Overview

Role: UX Researcher, UI Designer

If you want to travel somewhere, but you don't know the best place to go within your constraints of budget and dates, it becomes a difficult task to plan a trip. Trekkr has been designed to take users through a sequence of questions that will ultimately help them finalize on a choice of destination. Once that has been figured out, there are several required steps such as deciding transportation and accommodation. This application is the one stop shop that allows a traveller to book their entire itinerary.

Impact

Though we haven’t built the actual product, this design and research process uncovered several necessary features we hadn’t originally considered, which will allow us to prioritize what will go into our MVP product. We estimate this saved us an enormous amount of cost and effort.

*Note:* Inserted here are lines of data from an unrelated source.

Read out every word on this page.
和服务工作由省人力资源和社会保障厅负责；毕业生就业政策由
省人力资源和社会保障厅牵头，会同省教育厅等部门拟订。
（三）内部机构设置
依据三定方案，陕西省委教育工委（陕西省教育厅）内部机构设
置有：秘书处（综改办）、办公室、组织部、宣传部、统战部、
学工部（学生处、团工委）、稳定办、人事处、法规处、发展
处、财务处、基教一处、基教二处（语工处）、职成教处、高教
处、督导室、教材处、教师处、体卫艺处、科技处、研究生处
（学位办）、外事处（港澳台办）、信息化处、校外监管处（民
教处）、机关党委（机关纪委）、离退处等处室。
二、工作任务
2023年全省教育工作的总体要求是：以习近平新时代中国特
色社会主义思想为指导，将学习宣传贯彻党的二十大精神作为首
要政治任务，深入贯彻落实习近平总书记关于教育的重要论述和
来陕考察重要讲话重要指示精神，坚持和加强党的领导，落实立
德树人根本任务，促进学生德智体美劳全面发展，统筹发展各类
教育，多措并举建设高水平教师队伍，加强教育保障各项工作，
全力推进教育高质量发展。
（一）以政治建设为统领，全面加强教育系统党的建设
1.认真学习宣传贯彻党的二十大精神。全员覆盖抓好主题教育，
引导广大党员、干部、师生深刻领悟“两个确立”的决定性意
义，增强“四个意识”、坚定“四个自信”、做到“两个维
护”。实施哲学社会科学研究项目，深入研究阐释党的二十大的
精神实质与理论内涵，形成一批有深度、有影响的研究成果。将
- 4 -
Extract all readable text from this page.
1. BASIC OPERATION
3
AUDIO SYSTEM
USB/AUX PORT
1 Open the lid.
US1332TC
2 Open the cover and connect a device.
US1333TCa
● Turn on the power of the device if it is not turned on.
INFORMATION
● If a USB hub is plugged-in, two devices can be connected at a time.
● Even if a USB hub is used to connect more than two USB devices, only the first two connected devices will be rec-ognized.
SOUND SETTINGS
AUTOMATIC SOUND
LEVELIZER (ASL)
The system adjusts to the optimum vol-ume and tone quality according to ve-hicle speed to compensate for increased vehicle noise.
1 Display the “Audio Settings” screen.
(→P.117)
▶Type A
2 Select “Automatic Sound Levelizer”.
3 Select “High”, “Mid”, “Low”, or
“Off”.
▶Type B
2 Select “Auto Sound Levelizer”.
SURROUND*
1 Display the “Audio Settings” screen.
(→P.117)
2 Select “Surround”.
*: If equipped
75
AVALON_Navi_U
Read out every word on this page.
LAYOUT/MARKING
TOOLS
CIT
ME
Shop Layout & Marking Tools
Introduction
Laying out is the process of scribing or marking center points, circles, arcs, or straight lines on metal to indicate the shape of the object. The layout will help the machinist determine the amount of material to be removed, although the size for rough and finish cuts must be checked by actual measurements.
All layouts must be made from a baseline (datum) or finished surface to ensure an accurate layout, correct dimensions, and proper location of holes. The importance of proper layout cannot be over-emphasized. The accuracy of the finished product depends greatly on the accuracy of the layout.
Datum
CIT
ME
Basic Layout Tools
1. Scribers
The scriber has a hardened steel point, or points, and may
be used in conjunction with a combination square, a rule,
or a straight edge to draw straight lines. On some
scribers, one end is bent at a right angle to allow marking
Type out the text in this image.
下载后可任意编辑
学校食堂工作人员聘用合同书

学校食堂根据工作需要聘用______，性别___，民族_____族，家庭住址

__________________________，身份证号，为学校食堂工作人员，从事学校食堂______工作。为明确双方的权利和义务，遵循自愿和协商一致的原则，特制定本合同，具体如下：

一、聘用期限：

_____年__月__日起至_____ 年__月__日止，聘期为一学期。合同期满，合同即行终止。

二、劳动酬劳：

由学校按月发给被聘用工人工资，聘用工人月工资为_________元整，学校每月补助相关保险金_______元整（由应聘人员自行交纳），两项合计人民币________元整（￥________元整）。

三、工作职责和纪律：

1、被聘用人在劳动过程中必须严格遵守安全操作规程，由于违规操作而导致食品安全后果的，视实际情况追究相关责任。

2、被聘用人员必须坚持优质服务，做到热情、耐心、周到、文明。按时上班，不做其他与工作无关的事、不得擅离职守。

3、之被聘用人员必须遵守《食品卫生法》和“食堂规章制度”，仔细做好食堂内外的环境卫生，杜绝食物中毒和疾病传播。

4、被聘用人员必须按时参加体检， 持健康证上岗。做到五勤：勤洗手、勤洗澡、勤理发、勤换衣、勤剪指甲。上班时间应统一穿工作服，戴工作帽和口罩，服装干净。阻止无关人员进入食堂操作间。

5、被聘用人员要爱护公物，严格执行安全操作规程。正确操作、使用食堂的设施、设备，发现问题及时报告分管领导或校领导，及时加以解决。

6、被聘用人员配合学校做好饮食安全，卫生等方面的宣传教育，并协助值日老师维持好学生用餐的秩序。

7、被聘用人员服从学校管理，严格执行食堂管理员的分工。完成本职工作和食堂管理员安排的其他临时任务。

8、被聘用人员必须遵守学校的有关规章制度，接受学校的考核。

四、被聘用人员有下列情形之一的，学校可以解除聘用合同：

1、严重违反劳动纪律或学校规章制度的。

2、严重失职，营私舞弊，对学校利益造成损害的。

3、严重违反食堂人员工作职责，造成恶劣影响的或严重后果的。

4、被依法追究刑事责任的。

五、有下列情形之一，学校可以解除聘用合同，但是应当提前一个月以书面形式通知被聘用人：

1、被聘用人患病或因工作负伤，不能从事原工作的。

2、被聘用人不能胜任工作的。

As a researcher, it was quite gratifying going through an end-to-end design process with this amount of research in play. Hearing my colleagues talk about personas as though they’re real people we’re designing for helped us both gain a closeness to the product and our users that we otherwise would have lost.

Process

User Research

Trekkr is a unique travel application that provides users with location recommendations based on their set budget, travel dates and trip preferences (i.e. warm climate by a beach). Our goal was to design a functional prototype that satisfies the overlapping needs of both of our main user groups. We first identified the problem that Trekkr solves for both undergraduates and working professionals: if you don’t know exactly where you want to travel to, due to lack of knowledge of the area, constrained budget, lack of group agreement, etc., it can be very difficult to plan a trip. We started with the constraint that once a user figures out where to go, they face several steps to plan the trip. Our main design opportunity is in the way that information is displayed to the user, within the areas of budget, timeframe, and type of trip. In order to determine the initial set of features, we agreed that we wanted to focus on how to present information to the user such that he/she has to do the least amount of math as possible.

Contextual Inquiry

In order to develop the design for our first low-fi prototype, we began by interviewing our target user groups - undergraduates and young professionals, in order to gather initial user feedback about their trip-planning experience. Upon collecting this data, we built several affinity diagrams for each user group and four work models based on four of our interviews that stood out. These provided insight for us to identify four personas amongst our users (the maximizer, the satisficer, the planner, and the adventurer) so we could identify more specifically what types of features our users might want.

User Personas

We decided that the three main features we wanted to focus on in order to satisfy these user groups included: 1) searching with a map view, 2) booking on a budget, and 3) messaging. Our six team members split up into pairs to sketch initial low-fi designs for these key features.

Prototyping

As we moved forward from our lo-fi prototypes to hi-fi, then to the interactive prototype, each time when we felt unsure about the design, users brought up some genuinely nice thoughts. They raised questions, and by doing that, they simultaneously answered things we were puzzling on. If we regard our design process as making subjective decisions upon objective facts, through each interview we conducted, we gained more critical ideas for our product. For instance, we conducted seven heuristic evaluations on our intermediate version of the prototype (v 1.1). We received more than 40 unique items of feedbacks regarding different categories we were working on. Some of the feedback reflected subtle interaction between users and the product, such as adding a hover-over to avoid opening a new window. Some of them revealed the inflexibility of the flow.